L’écart entre salaires AFP et Smic se réduit

Le salaire minimum français est régulièrement réévalué pour tenir compte de l’inflation. Le Smic est passé de 1.425,67 € brut fin 2012 à 1.554,58 € depuis début 2021. Au 1er octobre, il augmente de 2,2%, à 1.589,47 €. Résultat : entre fin 2012 et fin 2021, le salaire minimum légal aura progressé de 11,49%.

Et les salaires AFP ? Sur la même période, les seules augmentations générales intervenues sont le résultat d’une victoire judiciaire des syndicats CGT, FO et SUD dans le contentieux SPQN : +0,7% début 2020 et +0,7% début 2021. Pour le reste, le Contrat d’Objectifs et de Moyens 2019-2023 prolonge implicitement le gel des barèmes ad vitam aeternam, tandis que l’accord d’entreprise du 10 mars 2017 (non signé par SUD) a validé le décrochage définitif de l’AFP des barèmes de la presse nationale (SPQN). Ce « Grand Accord » ne prévoit plus aucun mécanisme contraignant pour des hausses générales, alors que les salaires SPQN étaient autrefois réévalués en tenant compte de l’inflation.

Du coup, les barèmes AFP ont été dévalués par rapport au Smic. Certes, le niveau de rémunération des salariés bénéficiant de promotions ou d’une hausse de la prime d’ancienneté peut avoir augmenté. Mais l’inflation a fortement diminué le pouvoir d’achat de la plupart des très nombreux salariés qui sont arrivés au bout de leur plan de carrière automatique et au maximum de la prime d’ancienneté.

Pour ne donner qu’un exemple précis : les journalistes RED5 avec plus de 20 ans d’ancienneté ne bénéficient plus des automatismes de revalorisation. Entre fin 2012 et aujourd’hui, leur rémunération brute hors prime d’ancienneté est passée de 3.924,37 € à 3.975,01 €, soit une hausse de seulement 1,29%. Neuf fois moins que la hausse du Smic ! Fin 2012, la rémunération RED5 (hors prime d’ancienneté) représentait 2,75 Smic. Aujourd’hui, elle est de 2,50 Smic.

L’AFP embauche quasiment au Smic !

La dévalorisation des salaires AFP est particulièrement frappante en ce qui concerne les salaires d’embauche des personnels techniques et administratifs. Les salaires pour les nouvelles recrues ont été très fortement abaissés via le « Grand Accord ». Ainsi, l’AFP peut aujourd’hui embaucher un cadre technique à un salaire de base inférieur de 33,64% par rapport à celui pratiqué avant cette régression sociale !

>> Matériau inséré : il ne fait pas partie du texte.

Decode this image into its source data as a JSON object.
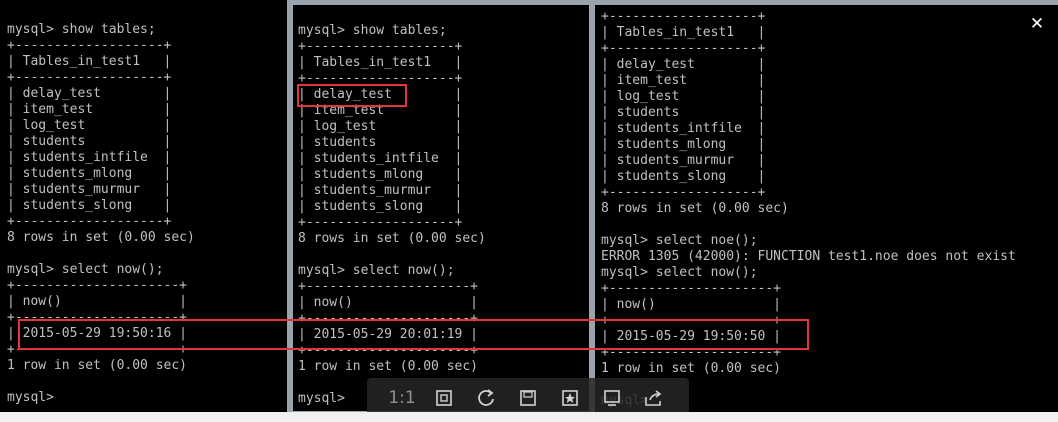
{
  "terminals": [
    {
      "lines": [
        "mysql> show tables;",
        "+-------------------+",
        "| Tables_in_test1   |",
        "+-------------------+",
        "| delay_test        |",
        "| item_test         |",
        "| log_test          |",
        "| students          |",
        "| students_intfile  |",
        "| students_mlong    |",
        "| students_murmur   |",
        "| students_slong    |",
        "+-------------------+",
        "8 rows in set (0.00 sec)",
        "",
        "mysql> select now();",
        "+---------------------+",
        "| now()               |",
        "+---------------------+",
        "| 2015-05-29 19:50:16 |",
        "+---------------------+",
        "1 row in set (0.00 sec)",
        "",
        "mysql>"
      ]
    },
    {
      "lines": [
        "mysql> show tables;",
        "+-------------------+",
        "| Tables_in_test1   |",
        "+-------------------+",
        "| delay_test        |",
        "| item_test         |",
        "| log_test          |",
        "| students          |",
        "| students_intfile  |",
        "| students_mlong    |",
        "| students_murmur   |",
        "| students_slong    |",
        "+-------------------+",
        "8 rows in set (0.00 sec)",
        "",
        "mysql> select now();",
        "+---------------------+",
        "| now()               |",
        "+---------------------+",
        "| 2015-05-29 20:01:19 |",
        "+---------------------+",
        "1 row in set (0.00 sec)",
        "",
        "mysql>"
      ]
    },
    {
      "lines": [
        "+-------------------+",
        "| Tables_in_test1   |",
        "+-------------------+",
        "| delay_test        |",
        "| item_test         |",
        "| log_test          |",
        "| students          |",
        "| students_intfile  |",
        "| students_mlong    |",
        "| students_murmur   |",
        "| students_slong    |",
        "+-------------------+",
        "8 rows in set (0.00 sec)",
        "",
        "mysql> select noe();",
        "ERROR 1305 (42000): FUNCTION test1.noe does not exist",
        "mysql> select now();",
        "+---------------------+",
        "| now()               |",
        "+---------------------+",
        "| 2015-05-29 19:50:50 |",
        "+---------------------+",
        "1 row in set (0.00 sec)",
        "",
        "mysql>"
      ]
    }
  ],
  "viewer": {
    "close_label": "✕",
    "toolbar": {
      "actual_size_label": "1:1",
      "icons": [
        "fit-screen-icon",
        "rotate-icon",
        "save-icon",
        "favorite-icon",
        "slideshow-icon",
        "share-icon"
      ]
    }
  },
  "colors": {
    "terminal_bg": "#000000",
    "terminal_text": "#c0c0c0",
    "highlight": "#e0353a"
  }
}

Pour les employé-e-s, la diminution du salaire d’embauche est de 14,28%, pour les ouvriers de 9,69%, pour les cadres administratifs de 4,70%. Et encore, ces pourcentages tiennent compte des deux paliers d’augmentation de 0,7% aux 1ers janviers 2020 et 2021, que nous avons obtenus à l’issue du contentieux SPQN. Ces deux hausses exceptionnelles expliquent pourquoi le salaire d’embauche des journalistes (inchangé par le « Grand Accord ») a très légèrement augmenté, de 1,24% par rapport aux cinq dernières années avant l’accord de 2017.

Les salaires d’embauche à l’AFP se rapprochent toujours plus du Smic, sous l’effet cumulé du « Grand Accord » et du gel des barèmes :

  • Le salaire d’embauche des journalistes (RED0) était de 1,91 Smic en 2012. Avec la nouvelle hausse du Smic, il passe à 1,73 Smic.
  • Le salaire d’embauche des cadres administratifs était de 1,95 Smic en 2012 (coef. 214). Il est désormais à 1,67 Smic (coef. 200).
  • Le salaire d’embauche des cadres techniques était de 2,94 Smic en 2012 (coef. 115). Il est désormais à 1,75 Smic (coef. 75).
  • Le salaire d’embauche des employé-e-s était de 1,34 Smic en 2012 (coef. 130). Il est désormais à 1,03 Smic (coef. 110) !
  • Le salaire d’embauche des ouvriers était de 1,30 Smic en 2012 (coef. 86,318). Il est désormais à 1,06 Smic (coef. 45) !

Rattraper l’inflation = minimum syndical !

Réduire de façon constante l’écart entre les salaires AFP et le Smic, c’est mépriser les personnels, dont le niveau de formation et de qualification mérite mieux que ça ! Mais c’est la conséquence de la logique financière imposée à l’AFP, avec comme principal crédo la réduction de la masse salariale, via des suppressions d’emplois statut siège et une pression permanente sur les salaires, que ce soit en France ou ailleurs.

Comme SUD l’a démontré à maintes reprises, cette logique financière de Bercy et de Bruxelles relève de choix purement politiques et idéologiques ; elle n’est ni dans l’intérêt des salariés, ni dans celui de la mission d’intérêt général de l’Agence !

C’est pourquoi SUD s’y est toujours opposé, en refusant de cautionner le gel des barèmes instauré en 2013, la contre-réforme du Statut de 2015, le « Grand Accord » de 2017, le « Plan de départs volontaires » (Plan Fries) de 2018/2019, le COM 2019-2023…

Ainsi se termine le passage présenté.